Saturday, July 14, 2007

The White Castle by Orhan Pamuk

I really wanted to love this novel. Pamuk is regarded as the most interesting writer to come out of Turkey in the last century; he even won a Nobel Prize for Literature in 2006 for his novel My Name is Red.

I’ve been reading My Name is Red, and it is a fascinating piece of worldcrafting, on par with (though more subdued than) Salman Rushdie’s Midnight’s Children. Unfortunately, The White Castle, an earlier effort by Pamuk is not up to the same standards.

In brief: In a found manuscript, we read the tale of a young scholar of Venice who is captured by the Turks in the seventeenth century. He is enslaved and moved to Istanbul. But because of his keen intellect and his knowledge of medicine and science, he becomes the personal property of a Turk named Hoja, with whom he shares a remarkable physical resemblance. The two work together on problems of pseudo-science and philosophy which obsess Hoja. Eventually, they switch places and one “becomes” the other. The end.

We get a lot of byplay about the nature of self and the relationship between the east and the west during the time period. But the doppelganger story seems to have been so thoroughly mined already by everyone from Hesse to Wilde, that it’s hard to see what’s new here. (Besides, does anyone in the modern world really think about the doppelganger theme anymore?) The details of life in sultanic Istanbul at this time period are interesting, but they are so secondary to the story that we only barely get the flavor. And the end of the piece simply fizzles out in a confusing welter of events which leave me at least with no real take-home-lesson.

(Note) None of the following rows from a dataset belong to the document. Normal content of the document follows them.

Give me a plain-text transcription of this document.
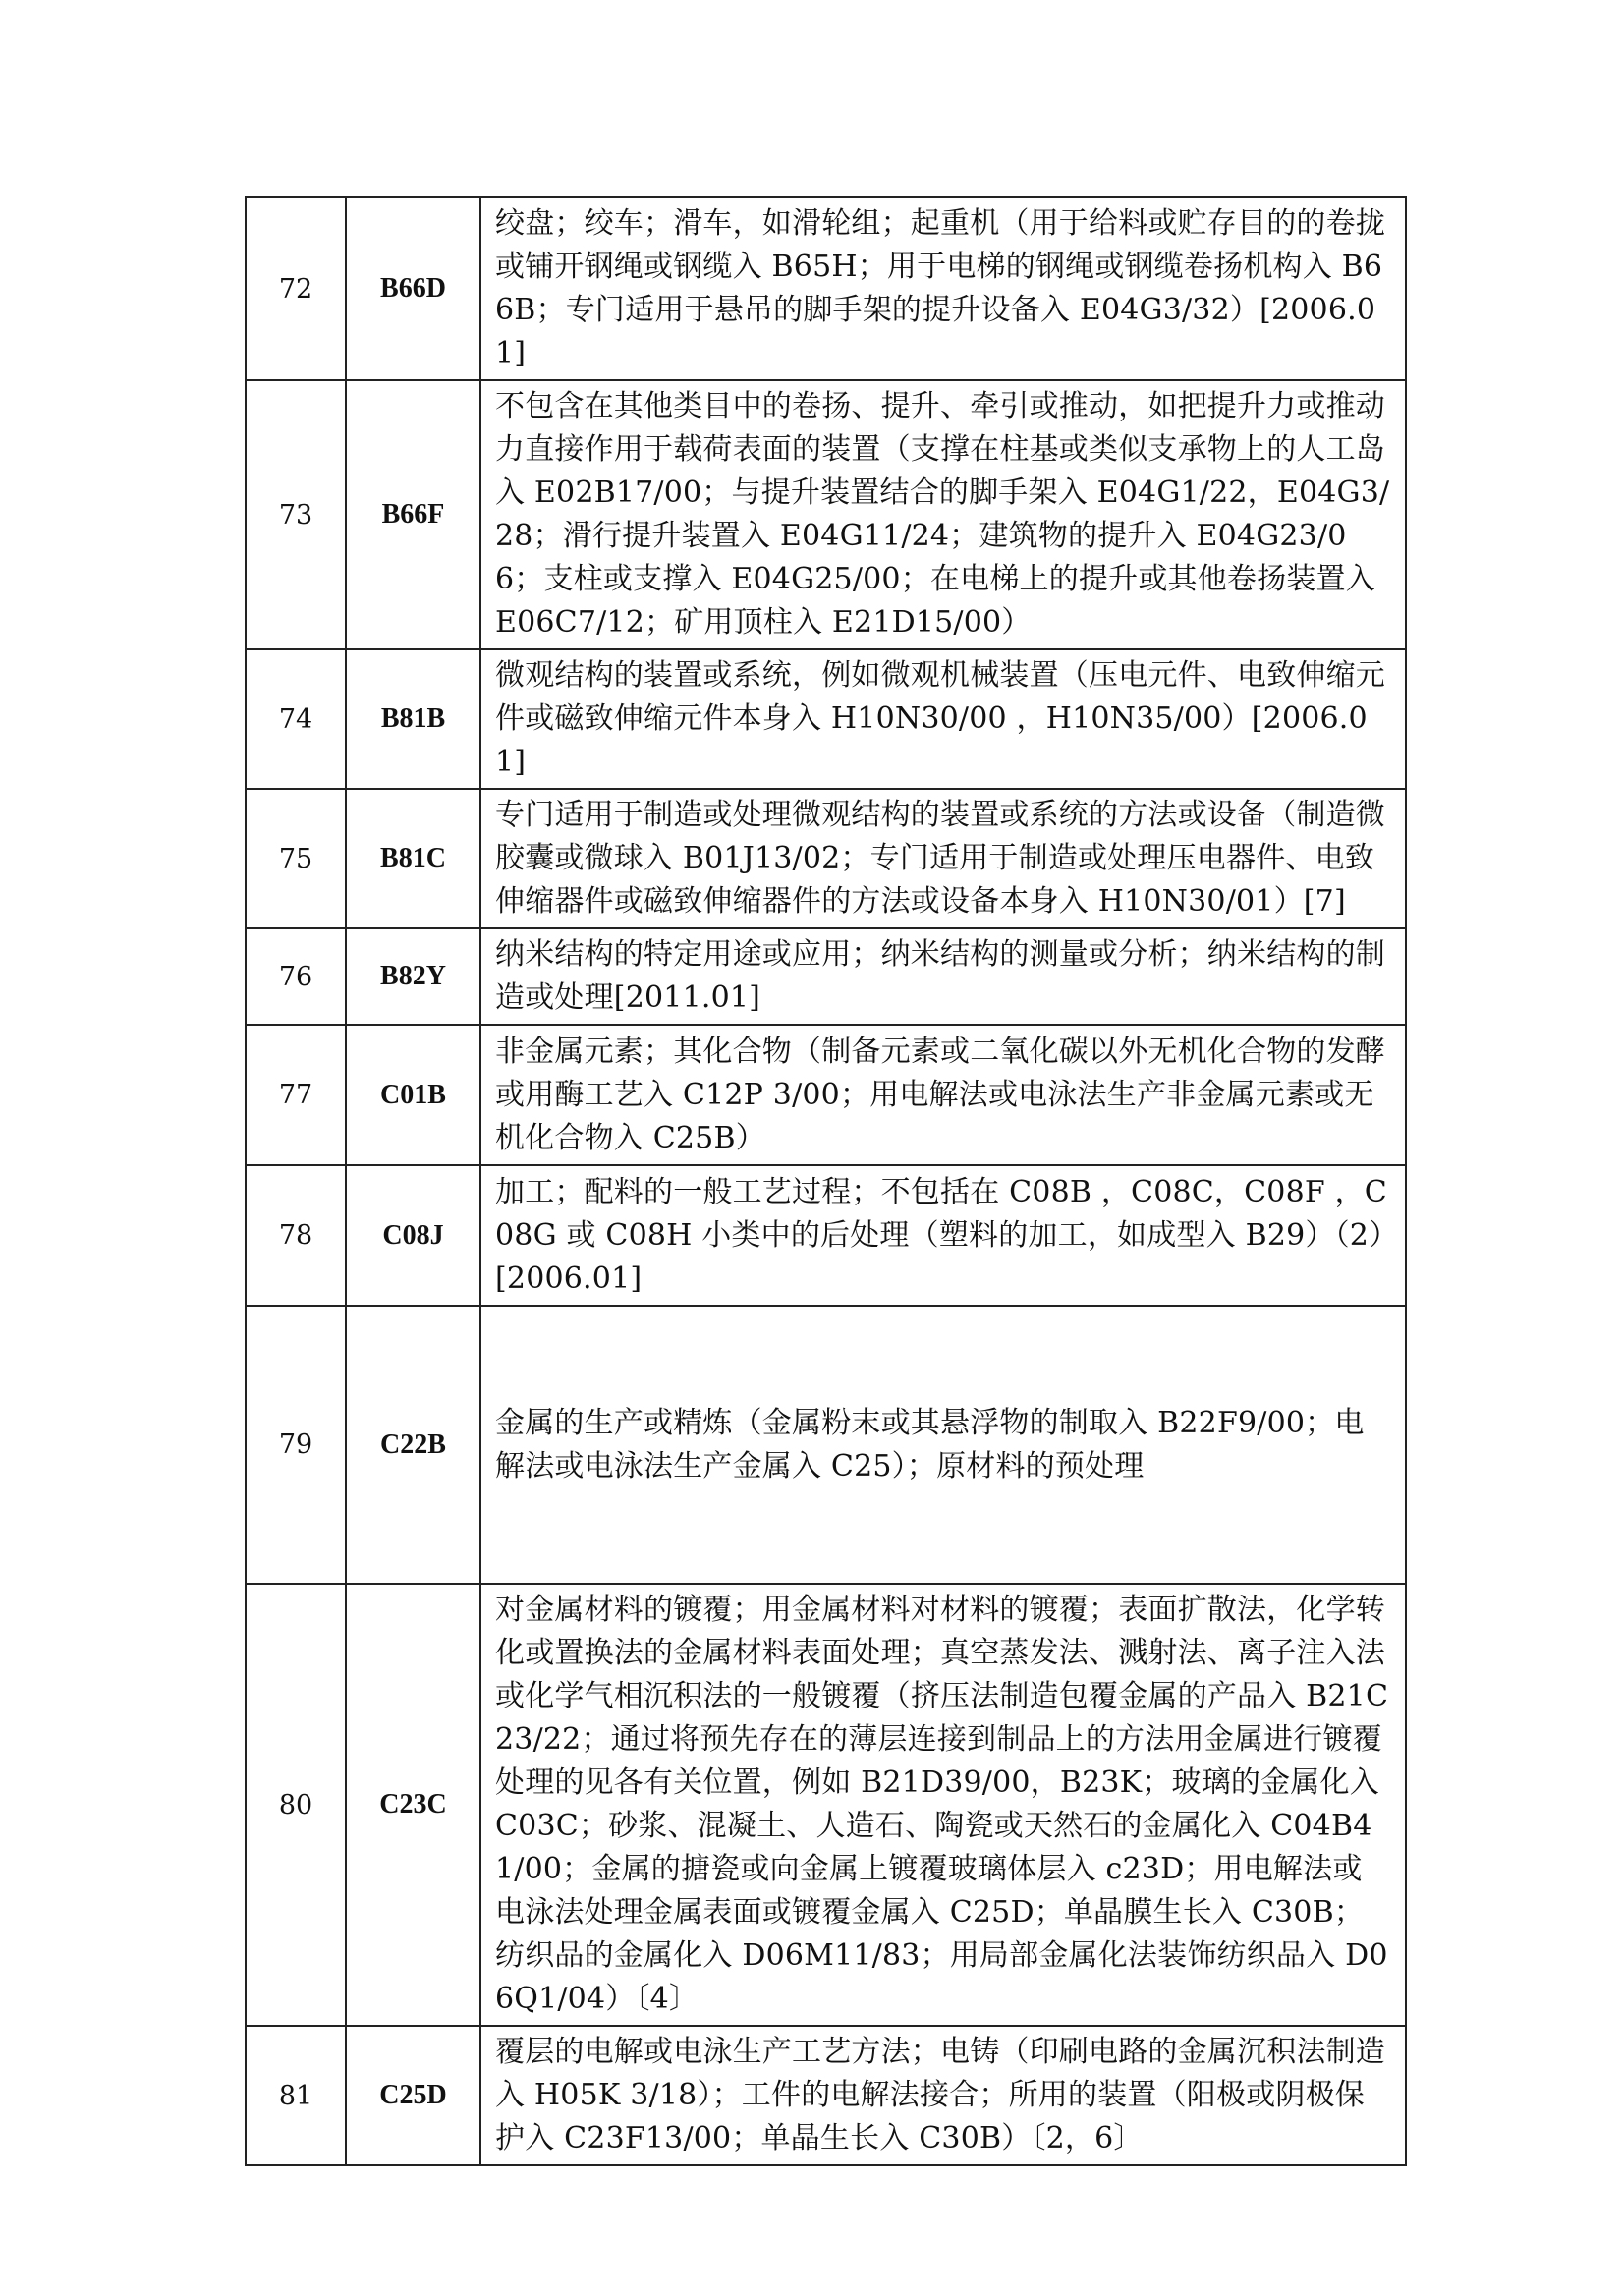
72	B66D	绞盘；绞车；滑车，如滑轮组；起重机（用于给料或贮存目的的卷拢或铺开钢绳或钢缆入 B65H；用于电梯的钢绳或钢缆卷扬机构入 B66B；专门适用于悬吊的脚手架的提升设备入 E04G3/32）[2006.01]
73	B66F	不包含在其他类目中的卷扬、提升、牵引或推动，如把提升力或推动力直接作用于载荷表面的装置（支撑在柱基或类似支承物上的人工岛入 E02B17/00；与提升装置结合的脚手架入 E04G1/22，E04G3/28；滑行提升装置入 E04G11/24；建筑物的提升入 E04G23/06；支柱或支撑入 E04G25/00；在电梯上的提升或其他卷扬装置入 E06C7/12；矿用顶柱入 E21D15/00）
74	B81B	微观结构的装置或系统，例如微观机械装置（压电元件、电致伸缩元件或磁致伸缩元件本身入 H10N30/00 ，H10N35/00）[2006.01]
75	B81C	专门适用于制造或处理微观结构的装置或系统的方法或设备（制造微胶囊或微球入 B01J13/02；专门适用于制造或处理压电器件、电致伸缩器件或磁致伸缩器件的方法或设备本身入 H10N30/01）[7]
76	B82Y	纳米结构的特定用途或应用；纳米结构的测量或分析；纳米结构的制造或处理[2011.01]
77	C01B	非金属元素；其化合物（制备元素或二氧化碳以外无机化合物的发酵或用酶工艺入 C12P 3/00；用电解法或电泳法生产非金属元素或无机化合物入 C25B）
78	C08J	加工；配料的一般工艺过程；不包括在 C08B ，C08C，C08F ，C08G 或 C08H 小类中的后处理（塑料的加工，如成型入 B29）（2）[2006.01]
79	C22B	金属的生产或精炼（金属粉末或其悬浮物的制取入 B22F9/00；电解法或电泳法生产金属入 C25）；原材料的预处理
80	C23C	对金属材料的镀覆；用金属材料对材料的镀覆；表面扩散法，化学转化或置换法的金属材料表面处理；真空蒸发法、溅射法、离子注入法或化学气相沉积法的一般镀覆（挤压法制造包覆金属的产品入 B21C23/22；通过将预先存在的薄层连接到制品上的方法用金属进行镀覆处理的见各有关位置，例如 B21D39/00，B23K；玻璃的金属化入 C03C；砂浆、混凝土、人造石、陶瓷或天然石的金属化入 C04B41/00；金属的搪瓷或向金属上镀覆玻璃体层入 c23D；用电解法或电泳法处理金属表面或镀覆金属入 C25D；单晶膜生长入 C30B；纺织品的金属化入 D06M11/83；用局部金属化法装饰纺织品入 D06Q1/04）〔4〕
81	C25D	覆层的电解或电泳生产工艺方法；电铸（印刷电路的金属沉积法制造入 H05K 3/18）；工件的电解法接合；所用的装置（阳极或阴极保护入 C23F13/00；单晶生长入 C30B）〔2，6〕
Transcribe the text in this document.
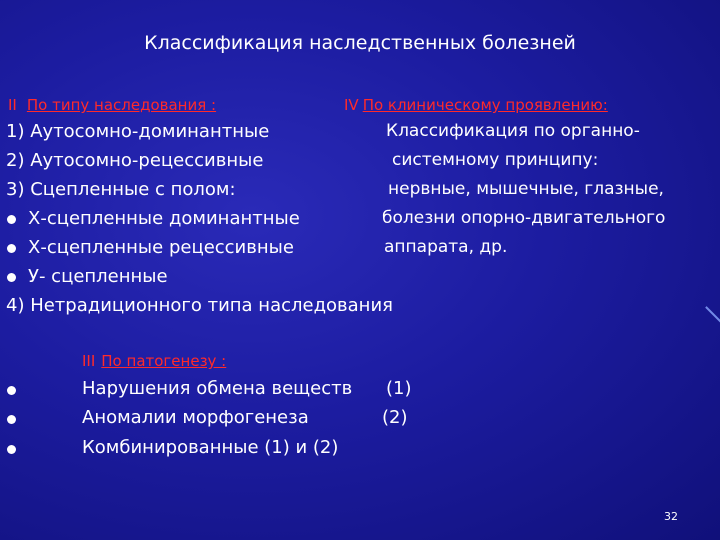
Классификация наследственных болезней
II По типу наследования :
1) Аутосомно-доминантные
2) Аутосомно-рецессивные
3) Сцепленные с полом:
Х-сцепленные доминантные
Х-сцепленные рецессивные
У- сцепленные
4) Нетрадиционного типа наследования
IV По клиническому проявлению:
Классификация по органно-
системному принципу:
нервные, мышечные, глазные,
болезни опорно-двигательного
аппарата, др.
III По патогенезу :
Нарушения обмена веществ (1)
Аномалии морфогенеза	(2)
Комбинированные (1) и (2)
32
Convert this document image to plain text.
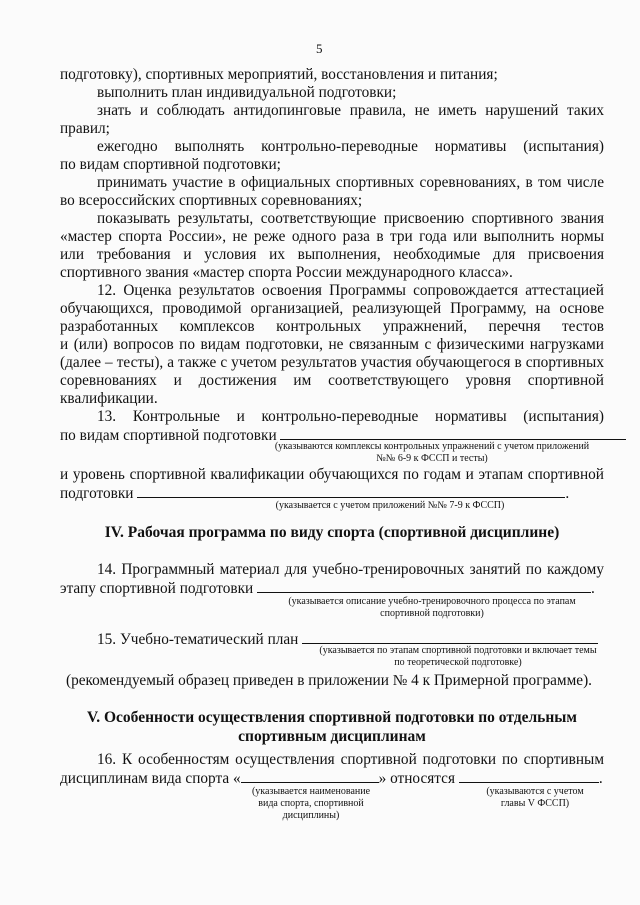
5
подготовку), спортивных мероприятий, восстановления и питания;
выполнить план индивидуальной подготовки;
знать и соблюдать антидопинговые правила, не иметь нарушений таких
правил;
ежегодно выполнять контрольно-переводные нормативы (испытания)
по видам спортивной подготовки;
принимать участие в официальных спортивных соревнованиях, в том числе
во всероссийских спортивных соревнованиях;
показывать результаты, соответствующие присвоению спортивного звания
«мастер спорта России», не реже одного раза в три года или выполнить нормы
или требования и условия их выполнения, необходимые для присвоения
спортивного звания «мастер спорта России международного класса».
12. Оценка результатов освоения Программы сопровождается аттестацией
обучающихся, проводимой организацией, реализующей Программу, на основе
разработанных комплексов контрольных упражнений, перечня тестов
и (или) вопросов по видам подготовки, не связанным с физическими нагрузками
(далее – тесты), а также с учетом результатов участия обучающегося в спортивных
соревнованиях и достижения им соответствующего уровня спортивной
квалификации.
13. Контрольные и контрольно-переводные нормативы (испытания)
по видам спортивной подготовки
(указываются комплексы контрольных упражнений с учетом приложений
№№ 6-9 к ФССП и тесты)
и уровень спортивной квалификации обучающихся по годам и этапам спортивной
подготовки	.
(указывается с учетом приложений №№ 7-9 к ФССП)
IV. Рабочая программа по виду спорта (спортивной дисциплине)
14. Программный материал для учебно-тренировочных занятий по каждому
этапу спортивной подготовки	.
(указывается описание учебно-тренировочного процесса по этапам
спортивной подготовки)
15. Учебно-тематический план
(указывается по этапам спортивной подготовки и включает темы
по теоретической подготовке)
(рекомендуемый образец приведен в приложении № 4 к Примерной программе).
V. Особенности осуществления спортивной подготовки по отдельным
спортивным дисциплинам
16. К особенностям осуществления спортивной подготовки по спортивным
дисциплинам вида спорта «	» относятся	.
(указывается наименование
вида спорта, спортивной
дисциплины)
(указываются с учетом
главы V ФССП)
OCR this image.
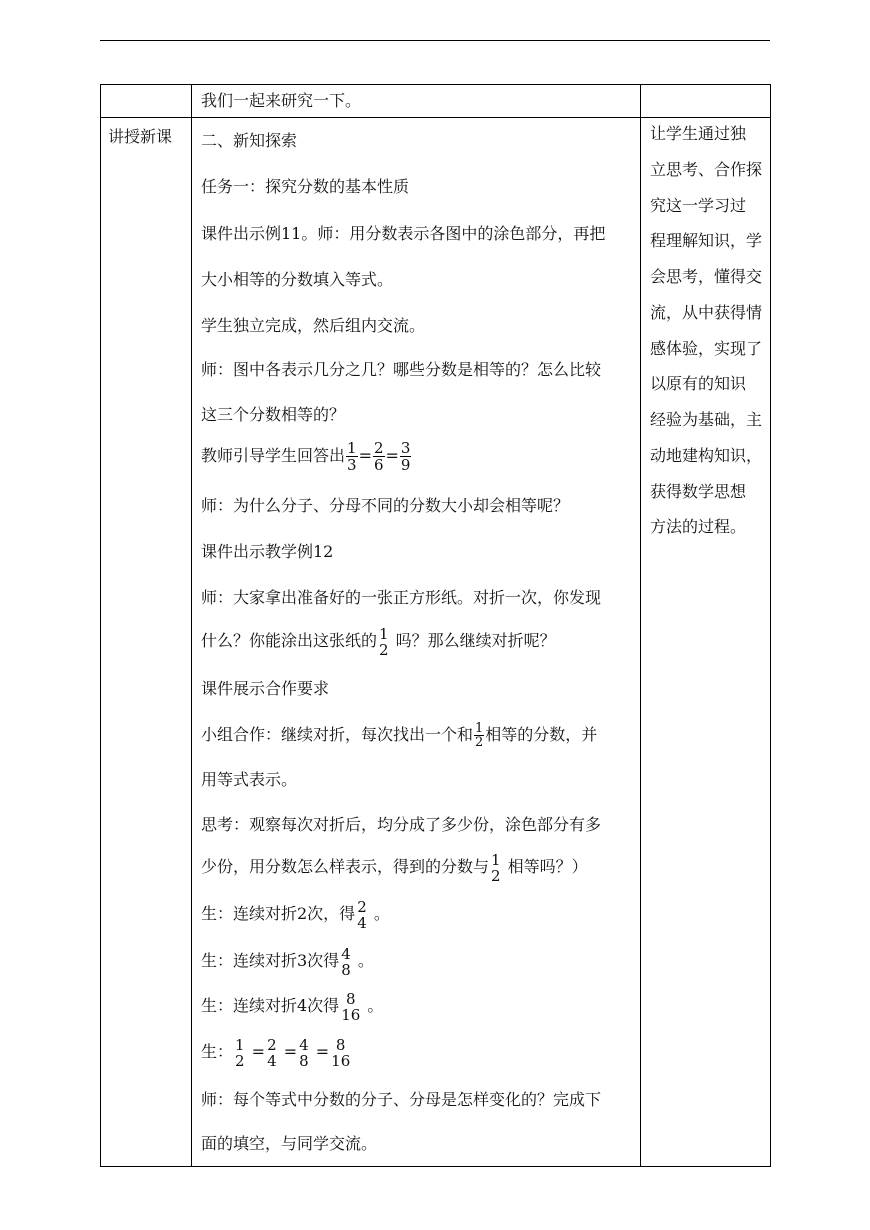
我们一起来研究一下。
讲授新课 二、新知探索
任务一：探究分数的基本性质
课件出示例11。师：用分数表示各图中的涂色部分，再把
大小相等的分数填入等式。
学生独立完成，然后组内交流。
师：图中各表示几分之几？哪些分数是相等的？怎么比较
这三个分数相等的？
教师引导学生回答出 $\frac{1}{3} = \frac{2}{6} = \frac{3}{9}$
师：为什么分子、分母不同的分数大小却会相等呢？
课件出示教学例12
师：大家拿出准备好的一张正方形纸。对折一次，你发现
什么？你能涂出这张纸的 1
2 吗？那么继续对折呢？
课件展示合作要求
小组合作：继续对折，每次找出一个和 $\frac{1}{2}$ 相等的分数，并
用等式表示。
思考：观察每次对折后，均分成了多少份，涂色部分有多
少份，用分数怎么样表示，得到的分数与 1
2 相等吗？）
生：连续对折2次，得 2
4 。
生：连续对折3次得 4
8 。
生：连续对折4次得 8
16 。
生： 1
2 = 2
4 = 4
8 = 8
16
师：每个等式中分数的分子、分母是怎样变化的？完成下
面的填空，与同学交流。
让学生通过独
立思考、合作探
究这一学习过
程理解知识，学
会思考，懂得交
流，从中获得情
感体验，实现了
以原有的知识
经验为基础，主
动地建构知识，
获得数学思想
方法的过程。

I feel embarrassed to suggest that I was bored by the world of a Nobel Prize Winner, but I was. This is a book which is not particularly interesting, and in which you keep waiting for some fine philosophical point to be raised. When no pearl of wisdom ever materializes, I felt let down.

However, My Name is Red is much, much finer (also much, much longer) so I intend to continue exploring to find out more about Mr. Pamuk, his culture, and his philosophy.